What I looked for was something which would support my wish to believe in God but not carry the exclusivity of ‘I am the Way the Truth and the Life; nobody comes to the Father except me’ (John 14:6). I tried most New Age ideas, flirted with Buddhism, Hinduism, Ascension etc. but those words of Jesus still haunted me. What did they really mean? I even took classes in New Testament Greek. It was finally the idea of studying the Jewish mystical tradition which was around in Jesus’ time which produced the key that opened the door for me.

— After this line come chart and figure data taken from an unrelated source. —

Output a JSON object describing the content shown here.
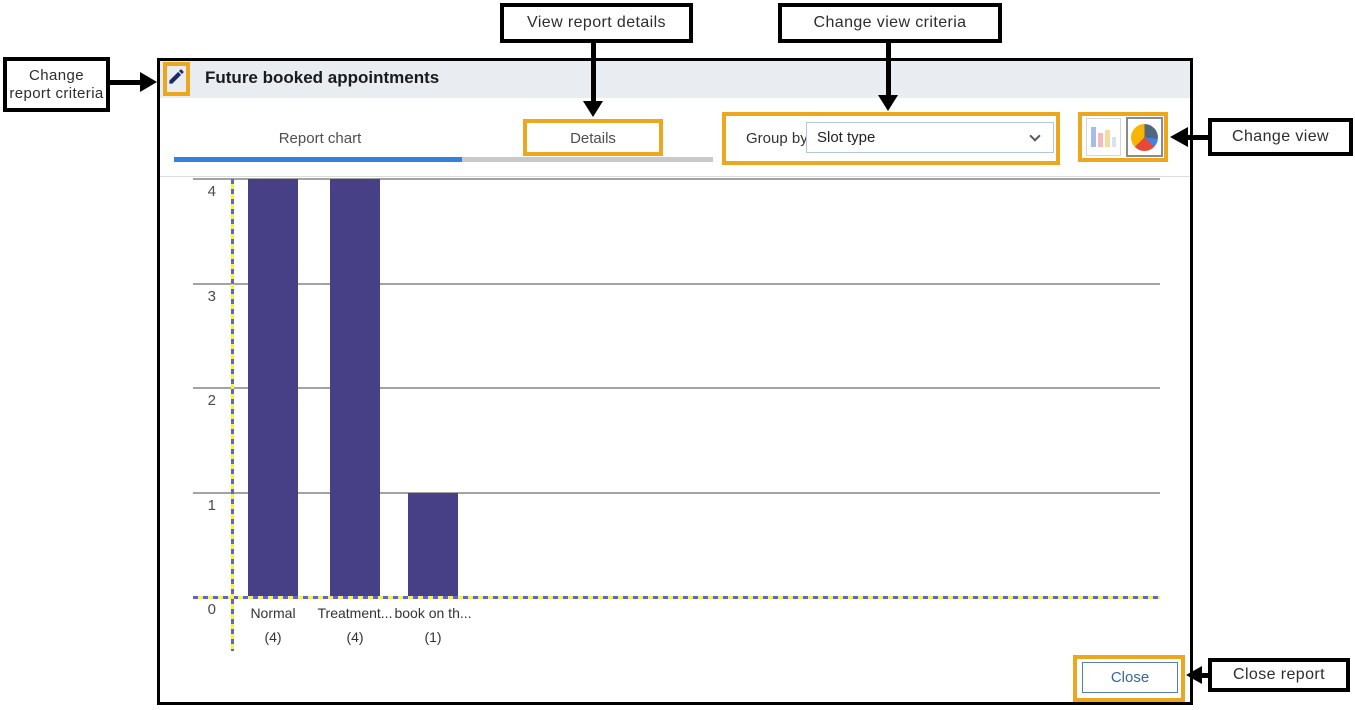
{
  "annotations": {
    "change_report_criteria_line1": "Change",
    "change_report_criteria_line2": "report criteria",
    "view_report_details": "View report details",
    "change_view_criteria": "Change view criteria",
    "change_view": "Change view",
    "close_report": "Close report"
  },
  "window": {
    "title": "Future booked appointments",
    "tabs": {
      "report_chart": "Report chart",
      "details": "Details"
    },
    "group_by_label": "Group by",
    "group_by_value": "Slot type",
    "close_label": "Close"
  },
  "icons": {
    "pencil": "edit-pencil-icon",
    "bar_view": "bar-chart-view-icon",
    "pie_view": "pie-chart-view-icon",
    "chevron": "chevron-down-icon"
  },
  "colors": {
    "highlight": "#eba71d",
    "header_bg": "#e9edf2",
    "active_tab_underline": "#3381d8",
    "inactive_tab_underline": "#c9c9c9",
    "bar": "#474086",
    "axis_dash_blue": "#5b63e3",
    "axis_dash_yellow": "#f8f04f"
  },
  "chart_data": {
    "type": "bar",
    "title": "",
    "xlabel": "",
    "ylabel": "",
    "categories": [
      "Normal",
      "Treatment...",
      "book on th..."
    ],
    "values": [
      4,
      4,
      1
    ],
    "count_labels": [
      "(4)",
      "(4)",
      "(1)"
    ],
    "y_ticks": [
      4,
      3,
      2,
      1,
      0
    ],
    "ylim": [
      0,
      4
    ],
    "grid": true,
    "legend": false,
    "bar_color": "#474086"
  }
}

I wasn’t tempted into Kabbalah by invitations to be saved or helped; I wasn’t swayed by promises of instant prosperity and happiness – my Jewish teacher was very suspicious of this formerly-Christian would-be convert and did everything he could to put me off. Even 12 years on and with a best-selling book on Kabbalah to my name, he doesn’t cut me any slack at all.
Real Kabbalah is hard work – it requires a lot of study and discipline. Old-fashioned Kabbalists like me learn the significance of two important structures – The Tree of Life and Jacob’s Ladder – both of which are as complicated as learning a new alphabet and a new language. They are important because nobody wrote things down all those years ago – and without these two structures the tradition would end up as Chinese Whispers. The Tree is an interpretation of the design of the Menorah (seven branched candlestick) in the book of Exodus – and a diagram of the human psyche. The Ladder is the design of the Tabernacle – a kind of travelling Temple which the Hebrews carried with them after the Exodus from Egypt – and a diagram of the structure of the Universe.
I found it really hard work – and sometimes really tedious. I only kept going because I wanted to know. Kabbalah teaches you why difficult things happen and how to deal with them; how to understand the Bible; how to relate to yourself and others; how to understand the concept and reality of karma; how to observe the patterns within humanity and nations and how to step back from the everyday world when necessary.
A Kabbalist is taught to test things out. It may sound good; it may promise much but, in the final analysis the only criterion is ‘does it work?’